Hein Mück pumpte noch etwas, bis die Pumpe röchelte, und Störtebeker drängte das Ruder von Backbord nach Steuerbord und von Steuerbord nach Backbord, als habe er wirklich zu steuern. Klaus Mewes und Kap Horn aber schleppten die beiden schweren Trossen über das Eis.
Da kamen sie vom Deich herunter und über das Eis gegangen, die Seefischer, die Wattfischer, die Lütjfischer, die Frachtschipper, es kamen der Gastwirt, der Reepschläger, der Blockmacher, der Krämer und der Segelmacher, weit über hundert Mann, alle in großen Stiefeln steckend, laut lachend und sprechend, in Gruppen und einzeln.

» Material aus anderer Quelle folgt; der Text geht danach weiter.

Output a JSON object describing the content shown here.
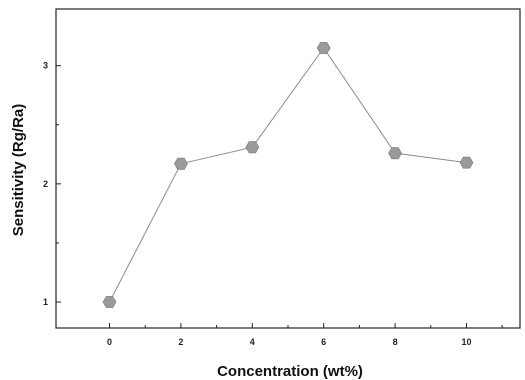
{
  "chart_data": {
    "type": "line",
    "title": "",
    "xlabel": "Concentration (wt%)",
    "ylabel": "Sensitivity (Rg/Ra)",
    "x": [
      0,
      2,
      4,
      6,
      8,
      10
    ],
    "series": [
      {
        "values": [
          1.0,
          2.17,
          2.31,
          3.15,
          2.26,
          2.18
        ]
      }
    ],
    "xlim": [
      -1.5,
      11.5
    ],
    "ylim": [
      0.78,
      3.48
    ],
    "xticks": [
      "0",
      "2",
      "4",
      "6",
      "8",
      "10"
    ],
    "yticks": [
      "1",
      "2",
      "3"
    ],
    "marker": "hexagon",
    "grid": false,
    "colors": {
      "line": "#8c8c8c",
      "marker": "#9a9a9a",
      "axis": "#222222"
    }
  }
}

Und die gewaltige Schar versammelte sich um den Ewer, einigte sich über den Weg, den sie nehmen wollte, und verteilte sich auf die beiden langen Kurrleinen. Alles Görenzeug lief und rannte auf den Schallen umher, und oben auf dem Deich standen die Frauen und Mädchen und guckten und warteten. Am Bollwerk und auf den Schallen aber lag die Menge der Fahrzeuge, denen der große Tag die Freiheit bringen sollte. Die vergoldeten Flögel blinkten im Sonnenschein, und in den Klüsenaugen leuchtete es vor Hoffnung.
Der große Tag – der größte Tag der Finkenwärder Fischerei, an dem sich die Mächtigkeit ihrer Flotte, die Stärke ihrer Mannschaft, die Brüderlichkeit und Hilfsbereitschaft ihrer Fahrensleute am besten bewies. Allen, die ihn erlebt haben, die den großen Triumphzug vom Bollwerk bis an das weit entfernte Fahrwasser gesehen haben, hat er sich unauslöschlich eingeprägt. Nicht wahr, du Finkenwärder: Up den Dag kannst du di ok noch besinnen?

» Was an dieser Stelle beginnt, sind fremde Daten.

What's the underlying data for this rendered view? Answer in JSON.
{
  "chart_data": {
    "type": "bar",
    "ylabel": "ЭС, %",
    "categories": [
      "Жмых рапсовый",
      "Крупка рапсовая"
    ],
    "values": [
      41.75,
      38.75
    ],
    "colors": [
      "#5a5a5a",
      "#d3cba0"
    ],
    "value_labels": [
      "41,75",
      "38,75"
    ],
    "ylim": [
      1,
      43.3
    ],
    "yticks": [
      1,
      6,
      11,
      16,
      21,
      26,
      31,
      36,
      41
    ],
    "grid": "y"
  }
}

Es kamen immer noch mehr Fahrensleute über das Eis; alle wollten helfen, alle wollten dabeisein! Nun waren der Hilfsleute genug. Klaus Mewes stand am Steven wie ein König und grölte, die Leinen müßten noch weiter auseinander. Als das getan war, rief er über das Eis, so laut er konnte: »All klor! Een, twee, dree: allemann inne Gangen! Huroh! Huroh! Huroh!«
Da sprang Kap Horn ans Ruder und warf es herum. Die Fahrensleute aber setzten sich mit Huroh und Jümmerbeterbi und Hödjihöh in Bewegung und zogen die Leinen steif. Der Ewer kam in Fahrt und schoß durch das offene Wasser, dann krachte und knackte er gegen das Eis, zerbrach es, schob es zur Seite, drückte es unter sich, bäumte sich auf, senkte sich wieder, kam aber dann zum Stehen und blieb vor einem Eisberg sitzen! Doch ein schönes Stück war schon bewältigt.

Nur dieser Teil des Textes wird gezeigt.